Sem falar na mensagem de pesar assinada por “Dom Orléans e Bragança, Príncipe Imperial do Brasil”, que levou um dia inteiro para ser emitida! A lama já havia engolido mais de cem vidas e destruído a cidade que alimenta sua dinastia. “A Família Imperial, tão estreitamente ligada a Petrópolis, encontra-se sempre disposta a servir seu povo, oferecendo ainda nossas orações e solidariedade...”, diz um trecho da nota, estendendo gratidão aos integrantes dos primeiros socorros e “beneméritos particulares —dentre os quais há muitos monarquistas”. Enquanto milhares de brasileiros anônimos acorriam ao local para mergulhar na terra encharcada em busca de desaparecidos, o site Metrópoles apurou que o mesmo “Dom Bertrand” encontrara tempo e disposição para participar de uma gravação num canal humorístico conservador —se é que humor e conservadorismo ainda podem coexistir no Brasil de hoje.

Tampouco o autointitulado “príncipe” Luiz Philippe de Orléans e Bragança, que exerce o cargo republicano de deputado federal pelo PSL de São Paulo, foi visto chafurdando entre destroços. Tetraneto do imperador Dom Pedro II, o parlamentar adquirira nova notoriedade em 2021 ao omitir do Tribunal Superior Eleitoral mais de R$ 7 milhões que depositara numa offshore nas Ilhas Virgens.

Não seria este o momento apropriado para uma Família Real efetivamente nobre abrir mão de um laudêmio criado por Dom Pedro II em 1847, exclusivamente para benefício próprio? Popularmente conhecido como “taxa do príncipe”, o tributo incide sobre vendas de imóvel em terreno petropolitano que algum dia pertenceu à antiga Família Imperial. São 2,5% de toda transação imobiliária desse imenso latifúndio, com pagamento à vista, direto para uma empresa administrada por dez herdeiros da linhagem dos Orléans e Bragança. Coisas do Brasil.

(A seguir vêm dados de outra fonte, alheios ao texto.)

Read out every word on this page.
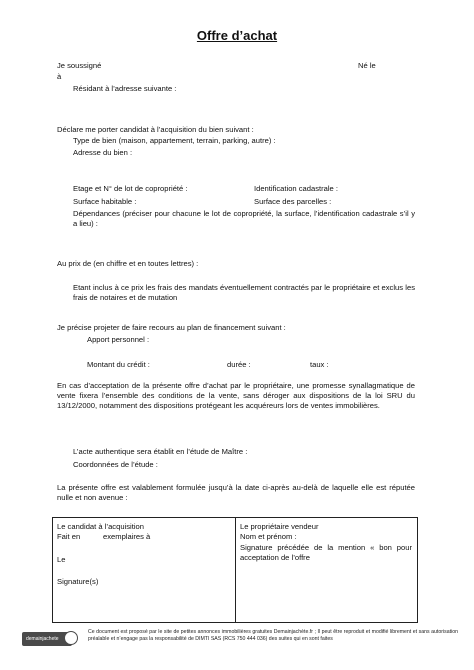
Offre d’achat
Je soussigné	Né le
à
Résidant à l’adresse suivante :
Déclare me porter candidat à l’acquisition du bien suivant :
Type de bien (maison, appartement, terrain, parking, autre) :
Adresse du bien :
Etage et N° de lot de copropriété :	Identification cadastrale :
Surface habitable :	Surface des parcelles :
Dépendances (préciser pour chacune le lot de copropriété, la surface, l’identification cadastrale s’il y a lieu) :
Au prix de (en chiffre et en toutes lettres) :
Etant inclus à ce prix les frais des mandats éventuellement contractés par le propriétaire et exclus les frais de notaires et de mutation
Je précise projeter de faire recours au plan de financement suivant :
Apport personnel :
Montant du crédit :	durée :	taux :
En cas d’acceptation de la présente offre d’achat par le propriétaire, une promesse synallagmatique de vente fixera l’ensemble des conditions de la vente, sans déroger aux dispositions de la loi SRU du 13/12/2000, notamment des dispositions protégeant les acquéreurs lors de ventes immobilières.
L’acte authentique sera établit en l’étude de Maître :
Coordonnées de l’étude :
La présente offre est valablement formulée jusqu’à la date ci-après au-delà de laquelle elle est réputée nulle et non avenue :
Le candidat à l’acquisition
Fait en	exemplaires à
Le
Signature(s)
Le propriétaire vendeur
Nom et prénom :
Signature précédée de la mention « bon pour acceptation de l’offre
demainjachete
Ce document est proposé par le site de petites annonces immobilières gratuites Demainjachète.fr ; Il peut être reproduit et modifié librement et sans autorisation préalable et n’engage pas la responsabilité de DIMTI SAS (RCS 750 444 036) des suites qui en sont faites
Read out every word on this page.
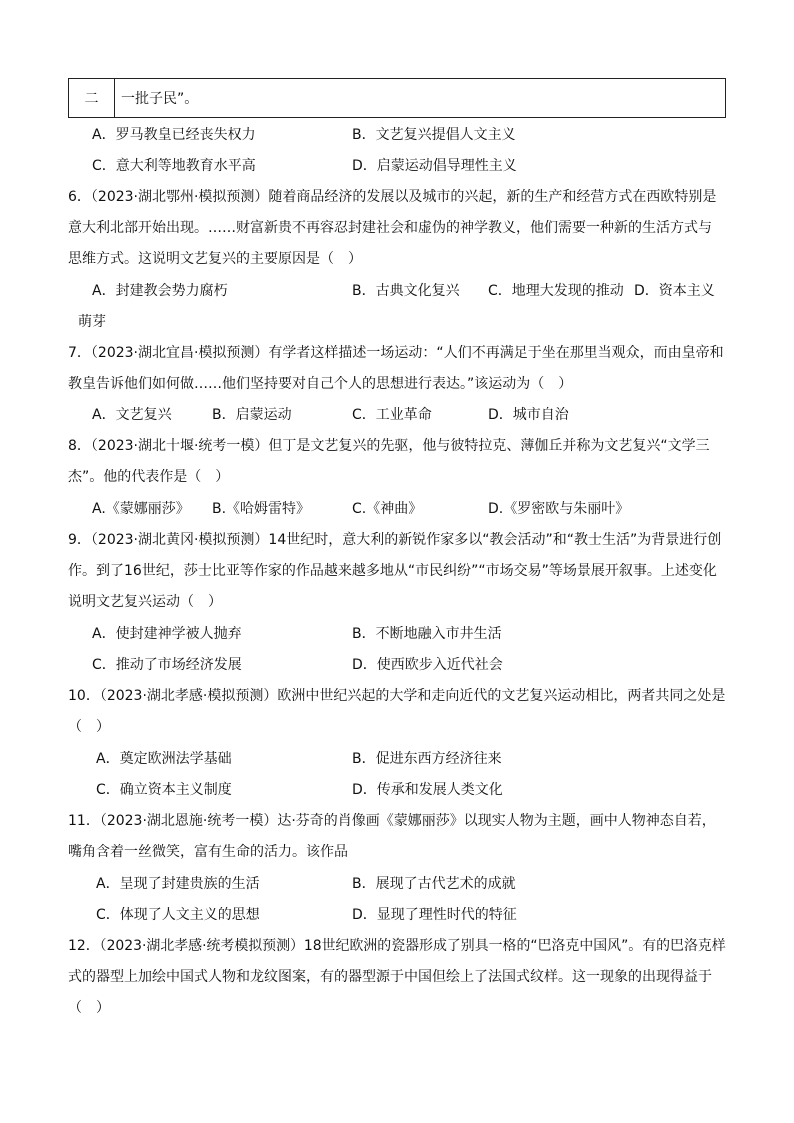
二	一批子民”。
A．罗马教皇已经丧失权力	B．文艺复兴提倡人文主义
C．意大利等地教育水平高	D．启蒙运动倡导理性主义
6．（2023·湖北鄂州·模拟预测）随着商品经济的发展以及城市的兴起，新的生产和经营方式在西欧特别是
意大利北部开始出现。……财富新贵不再容忍封建社会和虚伪的神学教义，他们需要一种新的生活方式与
思维方式。这说明文艺复兴的主要原因是（　）
A．封建教会势力腐朽	B．古典文化复兴 C．地理大发现的推动 D．资本主义
萌芽
7．（2023·湖北宜昌·模拟预测）有学者这样描述一场运动：“人们不再满足于坐在那里当观众，而由皇帝和
教皇告诉他们如何做……他们坚持要对自己个人的思想进行表达。”该运动为（　）
A．文艺复兴	B．启蒙运动	C．工业革命	D．城市自治
8．（2023·湖北十堰·统考一模）但丁是文艺复兴的先驱，他与彼特拉克、薄伽丘并称为文艺复兴“文学三
杰”。他的代表作是（　）
A.《蒙娜丽莎》 B.《哈姆雷特》	C.《神曲》	D.《罗密欧与朱丽叶》
9．（2023·湖北黄冈·模拟预测）14世纪时，意大利的新锐作家多以“教会活动”和“教士生活”为背景进行创
作。到了16世纪，莎士比亚等作家的作品越来越多地从“市民纠纷”“市场交易”等场景展开叙事。上述变化
说明文艺复兴运动（　）
A．使封建神学被人抛弃	B．不断地融入市井生活
C．推动了市场经济发展	D．使西欧步入近代社会
10．（2023·湖北孝感·模拟预测）欧洲中世纪兴起的大学和走向近代的文艺复兴运动相比，两者共同之处是
（　）
A．奠定欧洲法学基础	B．促进东西方经济往来
C．确立资本主义制度	D．传承和发展人类文化
11．（2023·湖北恩施·统考一模）达·芬奇的肖像画《蒙娜丽莎》以现实人物为主题，画中人物神态自若，
嘴角含着一丝微笑，富有生命的活力。该作品
A．呈现了封建贵族的生活	B．展现了古代艺术的成就
C．体现了人文主义的思想	D．显现了理性时代的特征
12．（2023·湖北孝感·统考模拟预测）18世纪欧洲的瓷器形成了别具一格的“巴洛克中国风”。有的巴洛克样
式的器型上加绘中国式人物和龙纹图案，有的器型源于中国但绘上了法国式纹样。这一现象的出现得益于
（　）
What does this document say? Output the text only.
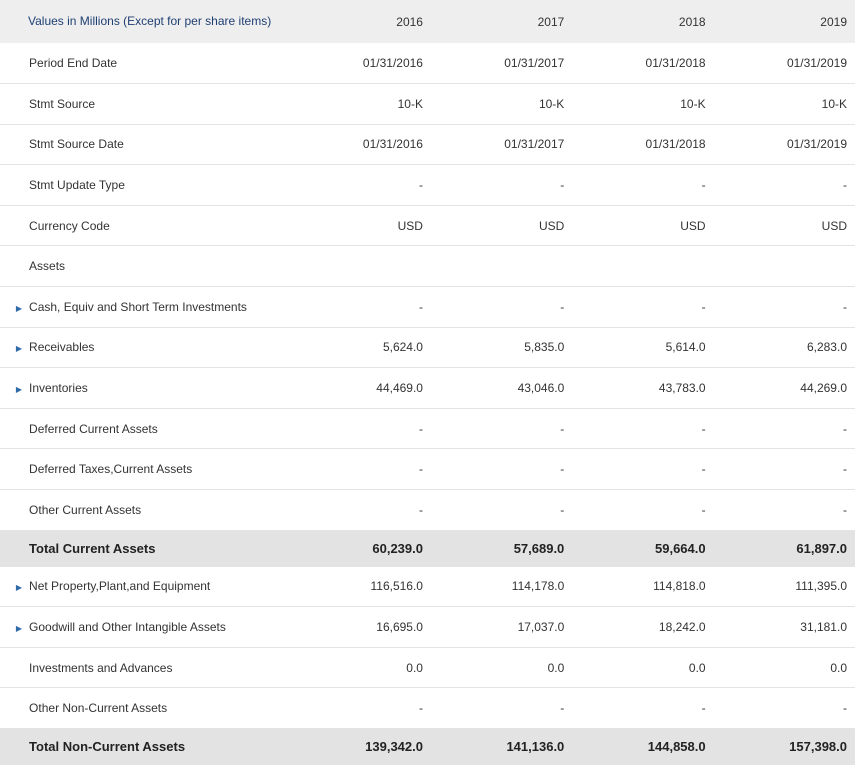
Values in Millions (Except for per share items)		2016	2017	2018	2019
	Period End Date	01/31/2016	01/31/2017	01/31/2018	01/31/2019
	Stmt Source	10-K	10-K	10-K	10-K
	Stmt Source Date	01/31/2016	01/31/2017	01/31/2018	01/31/2019
	Stmt Update Type	-	-	-	-
	Currency Code	USD	USD	USD	USD
	Assets				
▶	Cash, Equiv and Short Term Investments	-	-	-	-
▶	Receivables	5,624.0	5,835.0	5,614.0	6,283.0
▶	Inventories	44,469.0	43,046.0	43,783.0	44,269.0
	Deferred Current Assets	-	-	-	-
	Deferred Taxes,Current Assets	-	-	-	-
	Other Current Assets	-	-	-	-
	Total Current Assets	60,239.0	57,689.0	59,664.0	61,897.0
▶	Net Property,Plant,and Equipment	116,516.0	114,178.0	114,818.0	111,395.0
▶	Goodwill and Other Intangible Assets	16,695.0	17,037.0	18,242.0	31,181.0
	Investments and Advances	0.0	0.0	0.0	0.0
	Other Non-Current Assets	-	-	-	-
	Total Non-Current Assets	139,342.0	141,136.0	144,858.0	157,398.0
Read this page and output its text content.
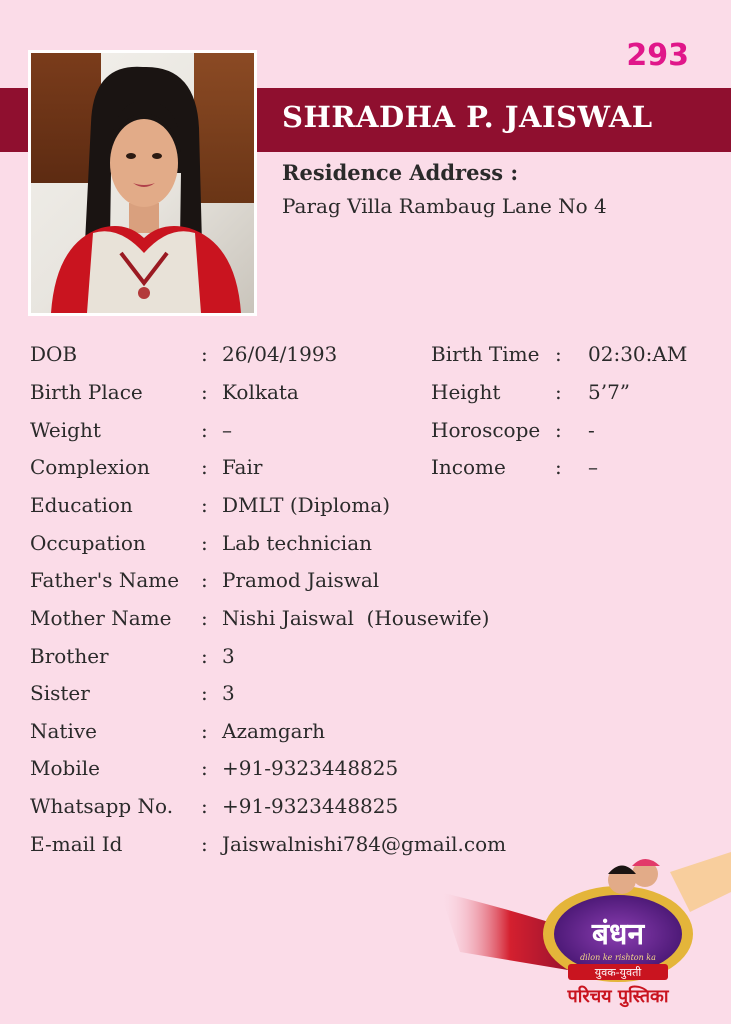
293
SHRADHA P. JAISWAL
Residence Address :
Parag Villa Rambaug Lane No 4
DOB	: 26/04/1993
Birth Place	: Kolkata
Weight	: –
Complexion	: Fair
Education	: DMLT (Diploma)
Occupation	: Lab technician
Father's Name : Pramod Jaiswal
Mother Name : Nishi Jaiswal  (Housewife)
Brother	: 3
Sister	: 3
Native	: Azamgarh
Mobile	: +91-9323448825
Whatsapp No. : +91-9323448825
E-mail Id	: Jaiswalnishi784@gmail.com
Birth Time : 02:30:AM
Height	: 5’7”
Horoscope : -
Income : –
बंधन
dilon ke rishton ka
युवक-युवती
परिचय पुस्तिका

Quase todo ser humano pode ser ensinado a pensar, a acreditar, a adquirir conhecimento. Mas ninguém pode ser ensinado a sentir. O povo brasileiro jamais conseguirá ensinar o que é humanidade e seu corolário de interesse pelo próximo, a governantes e lideranças desprovidos desse privilégio. Mas, como diz a sempre incandescente Rita Lee, “o que a gente mais quer no mundo nesse momento? Mudar! Mudar para melhor, para mais consciência, mais luz”.